ゆっくりと開けた目は次第に険しくなり、僕は堪らず体を起こした。
それを見ていたシャルが、僕に気付いて声を掛けてくる。
『?? 坊ちゃん?おはようございます……と言うにはまだまだ早い時間ですよ?』
「……酷い、夢を見た……。」
『……!! まさか…、また未来の夢、というやつですか?』
「……あぁ。」
兎にも角にも、短時間で色々な事が有り過ぎて頭を整理しなければならないようだ。
まずは夢の内容だが……
「……やはり、まだ……僕は未来を変えられてないらしい…。」
『そう…ですか……。』
「あぁ。夢の中の“僕”が言っていたからな。それについては疑う余地もないだろう…。」
『また同じ悪夢だったんですか?』
「そうだな。夢の中の“僕”が、人形姿のあいつを壊す夢だった。……だが、もう一つだけ…夢を見たんだ。」
固唾を呑んで聞き入れるシャル。
良い夢を期待しているだろうが…シャルにとっても最悪な未来の話をしなければならないようだ。
かの、ハロルド・ベルセリオスの事をな。
「ソーディアン・ベルセリオスが復活していた。それも……あいつの武器として、な…。」
『!!?』
「だが、不思議なことに…ソーディアン・ベルセリオスは、先の戦乱時に姿を現した天上人ミクトランの気配が微塵も感じられなかった。寧ろ、ハロルドのやつの人格が上書きされている様な気配すらあったな。」
『げぇっ…!? それ、本当なんですか?!坊ちゃん!!』
千年前の天地戦争で二人の間に何があったのか、僕は知らないが……シャルはどうも、ハロルドを苦手意識していた。

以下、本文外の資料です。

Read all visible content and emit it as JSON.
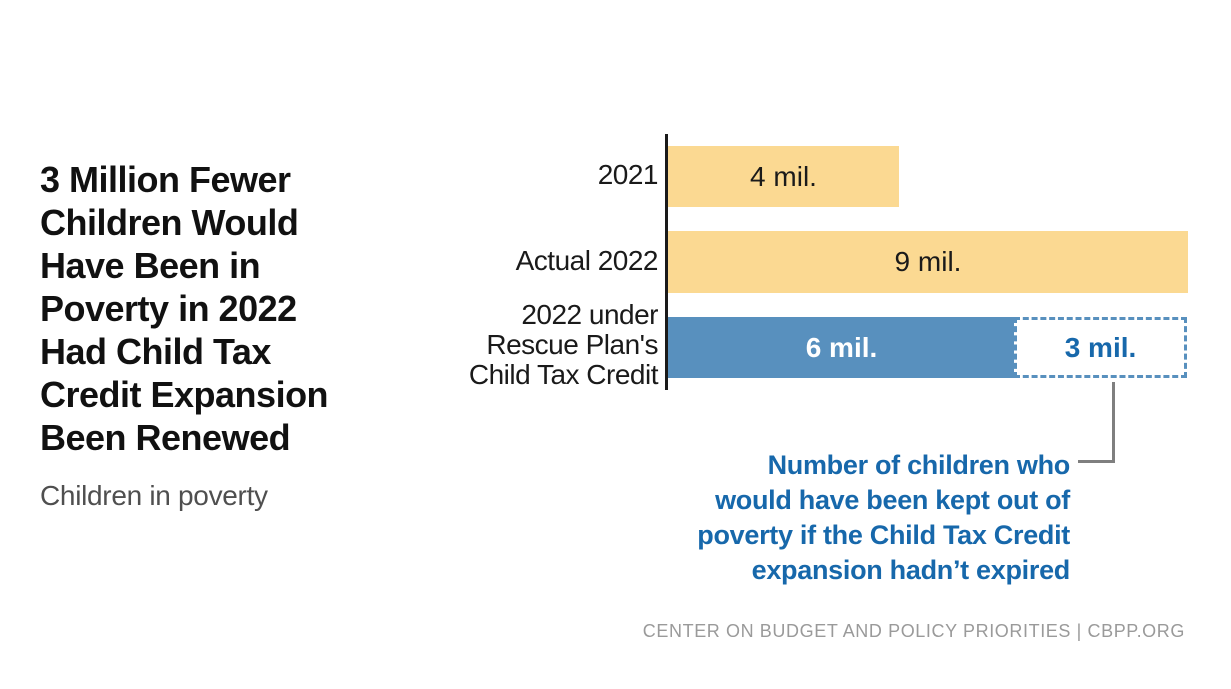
{
  "header": {
    "title_lines": [
      "3 Million Fewer",
      "Children Would",
      "Have Been in",
      "Poverty in 2022",
      "Had Child Tax",
      "Credit Expansion",
      "Been Renewed"
    ],
    "title": "3 Million Fewer Children Would Have Been in Poverty in 2022 Had Child Tax Credit Expansion Been Renewed",
    "subtitle": "Children in poverty"
  },
  "chart": {
    "category_2021": "2021",
    "category_actual_2022": "Actual 2022",
    "category_rescue_lines": [
      "2022 under",
      "Rescue Plan's",
      "Child Tax Credit"
    ],
    "bar_labels": [
      "4 mil.",
      "9 mil.",
      "6 mil.",
      "3 mil."
    ],
    "annotation_lines": [
      "Number of children who",
      "would have been kept out of",
      "poverty if the Child Tax Credit",
      "expansion hadn’t expired"
    ]
  },
  "chart_data": {
    "type": "bar",
    "orientation": "horizontal",
    "title": "3 Million Fewer Children Would Have Been in Poverty in 2022 Had Child Tax Credit Expansion Been Renewed",
    "subtitle": "Children in poverty",
    "unit": "millions of children",
    "categories": [
      "2021",
      "Actual 2022",
      "2022 under Rescue Plan's Child Tax Credit"
    ],
    "series": [
      {
        "name": "Children in poverty",
        "values": [
          4,
          9,
          6
        ]
      },
      {
        "name": "Children who would have been kept out of poverty if the Child Tax Credit expansion hadn't expired",
        "values": [
          0,
          0,
          3
        ]
      }
    ],
    "data_labels": [
      "4 mil.",
      "9 mil.",
      "6 mil.",
      "3 mil."
    ],
    "xlim": [
      0,
      9
    ],
    "grid": false,
    "legend": false,
    "annotation": "Number of children who would have been kept out of poverty if the Child Tax Credit expansion hadn’t expired",
    "colors": {
      "bar_tan": "#FBD992",
      "bar_blue": "#5890BE",
      "dashed_outline_blue": "#5890BE",
      "annotation_blue": "#1768AB",
      "axis_black": "#1a1a1a",
      "connector_gray": "#7f7f7f",
      "footer_gray": "#9a9a9a"
    }
  },
  "footer": {
    "credit": "CENTER ON BUDGET AND POLICY PRIORITIES | CBPP.ORG"
  }
}
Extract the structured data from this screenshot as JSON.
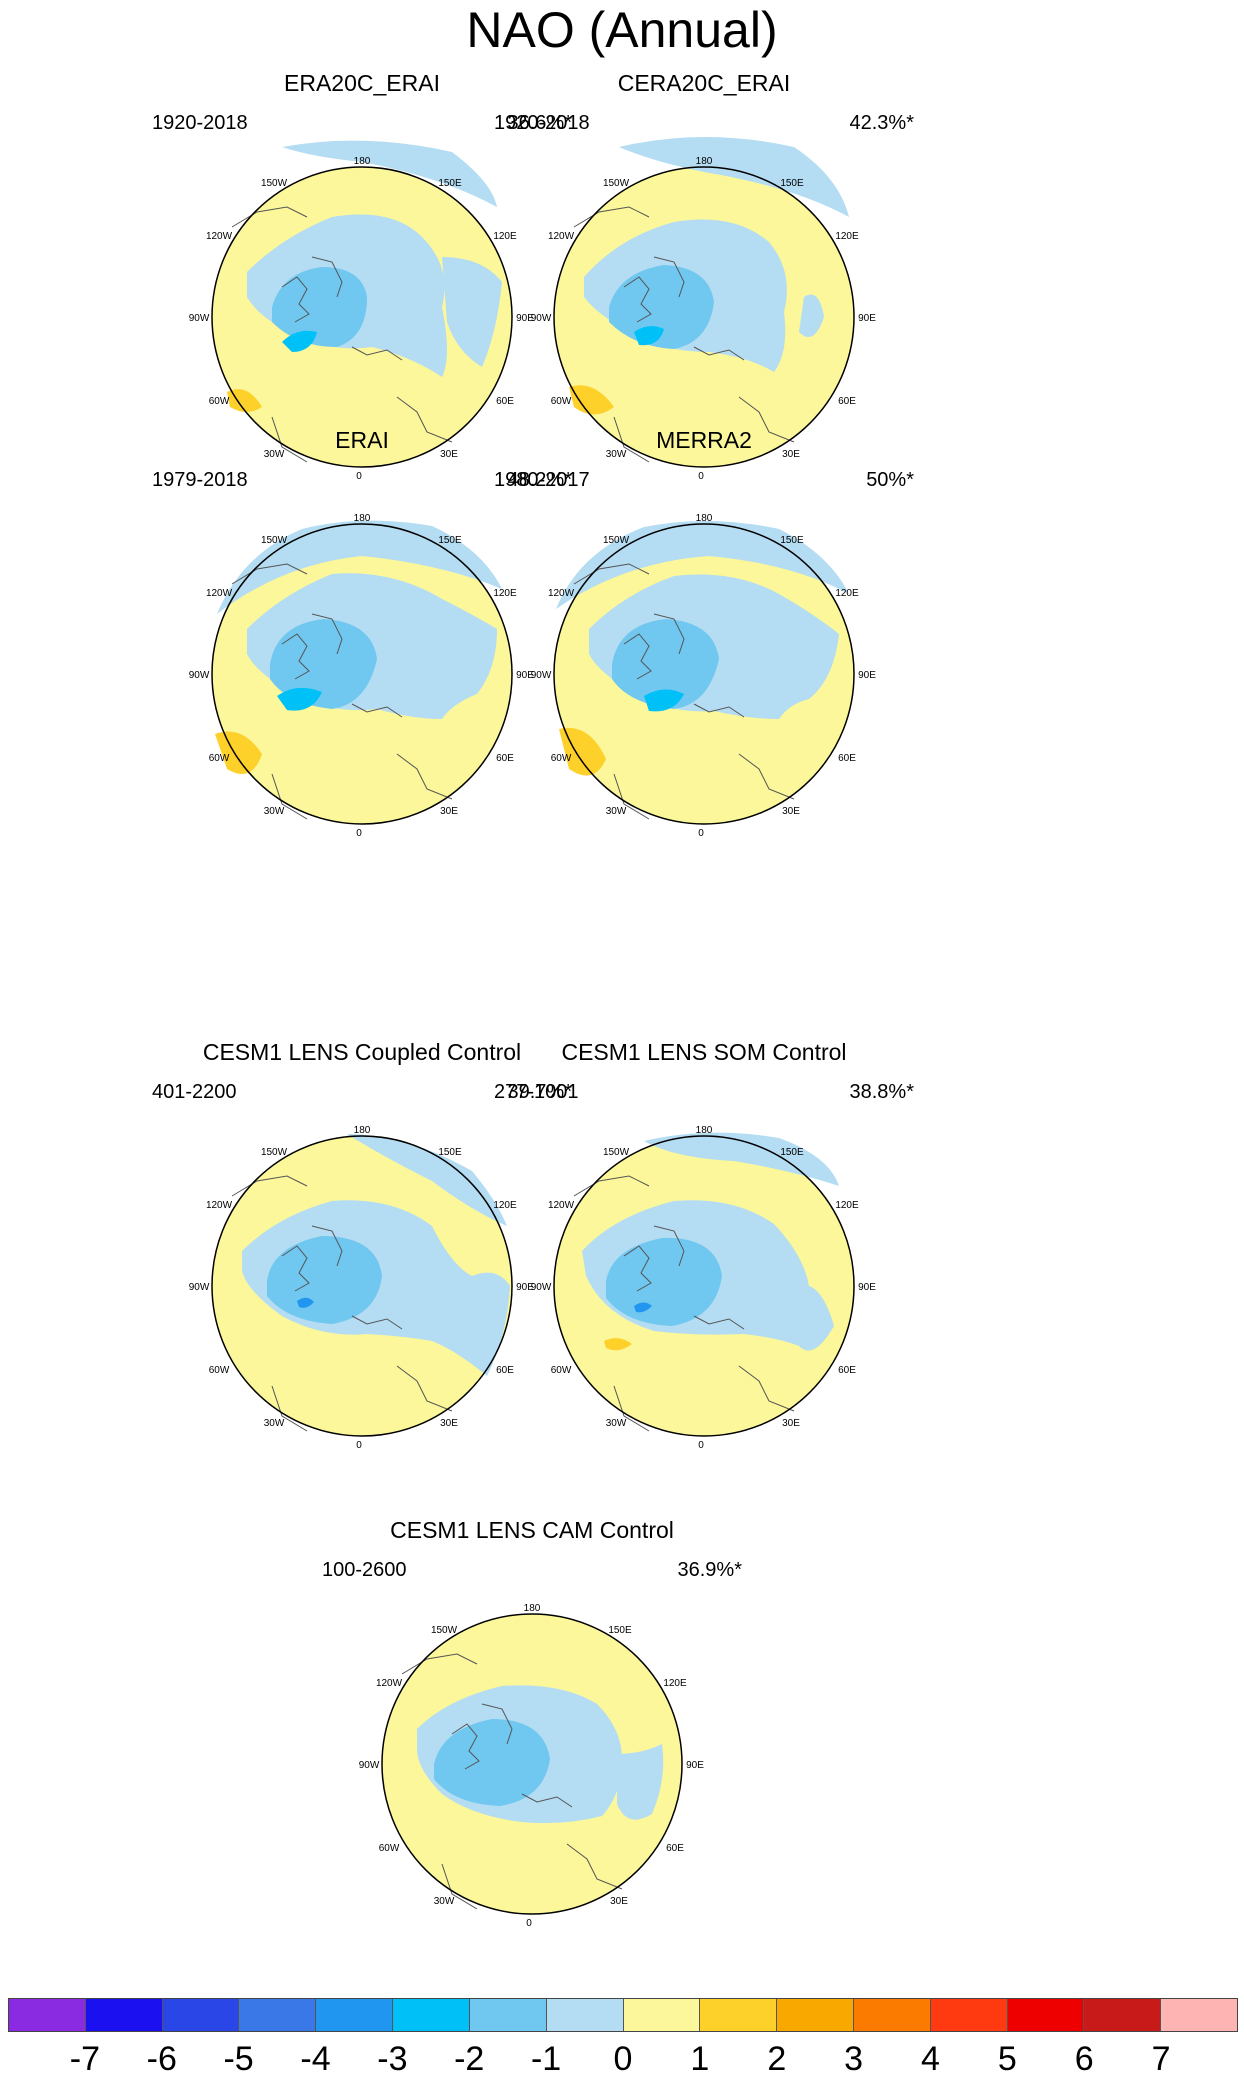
{
  "title": "NAO (Annual)",
  "panels": [
    {
      "title": "ERA20C_ERAI",
      "period": "1920-2018",
      "variance": "36.6%*"
    },
    {
      "title": "CERA20C_ERAI",
      "period": "1920-2018",
      "variance": "42.3%*"
    },
    {
      "title": "ERAI",
      "period": "1979-2018",
      "variance": "48.2%*"
    },
    {
      "title": "MERRA2",
      "period": "1980-2017",
      "variance": "50%*"
    },
    {
      "title": "CESM1 LENS Coupled Control",
      "period": "401-2200",
      "variance": "39.7%*"
    },
    {
      "title": "CESM1 LENS SOM Control",
      "period": "277-1001",
      "variance": "38.8%*"
    },
    {
      "title": "CESM1 LENS CAM Control",
      "period": "100-2600",
      "variance": "36.9%*"
    }
  ],
  "longitude_labels": [
    "0",
    "30E",
    "60E",
    "90E",
    "120E",
    "150E",
    "180",
    "150W",
    "120W",
    "90W",
    "60W",
    "30W"
  ],
  "colorbar": {
    "colors": [
      "#8a2be2",
      "#1a10f0",
      "#2a46e6",
      "#3a78e8",
      "#2196f0",
      "#00c0f8",
      "#70c8f0",
      "#b4dcf2",
      "#fbf79a",
      "#fdd02a",
      "#f9a800",
      "#fb7a00",
      "#ff3a10",
      "#ee0000",
      "#c91a1a",
      "#ffb4b4"
    ],
    "tick_labels": [
      "-7",
      "-6",
      "-5",
      "-4",
      "-3",
      "-2",
      "-1",
      "0",
      "1",
      "2",
      "3",
      "4",
      "5",
      "6",
      "7"
    ]
  }
}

それはカイル達との旅でもその片鱗を見せているし、きっと昔に何かあったのだろうとは思っていた。
だからこそ、シャルのあの反応なのだろう。
『うわ…。もし、ソーディアン・ベルセリオスの人格がハロルドだとして……、ソーディアンだから僕が改造される…というのは無いですよね…!?そうですよね…?!』
「ふん。それは希望的観測過ぎないか?もしかしたら、ハロルドのやつの事だから、スノウに頼んでお前を改造するかもしれん。」
『いやぁぁぁぁ!!?やめてくださいよぉぉぉ!!坊ちゃんっっっ!!!』
ハロルドは何でもかんでも実験や研究したがる傾向にあるし、事実、スノウの血液を取って何かをしていたのも実際に聞いている。
僕も何度、奴の餌食になりかけたことか…。(寝ている時とか、気を休めていて他に気を配ってない時だとかだ。)
「……ともかくだ。夢の中の“僕”曰く、〝ソーディアン・ベルセリオスを探せ〟なんだそうだ。それがあれば…今の僕やあいつを救う事になるんだそうだ。」
『え、えぇ…?本当ですかぁ…?坊ちゃんの夢なので信じてない訳じゃないんですが………………会いたくないと言いますか…。』
「諦めろ、シャル。もうどうしようもない未来なんだ。僕は何がなんでもベルセリオスを探し出すぞ。」
『……分かりました…!!僕は、坊ちゃんの言う事に従います…!!』
その言葉とは裏腹に、声音は明らかに“従いたくない”という感情を孕んでいた気がした。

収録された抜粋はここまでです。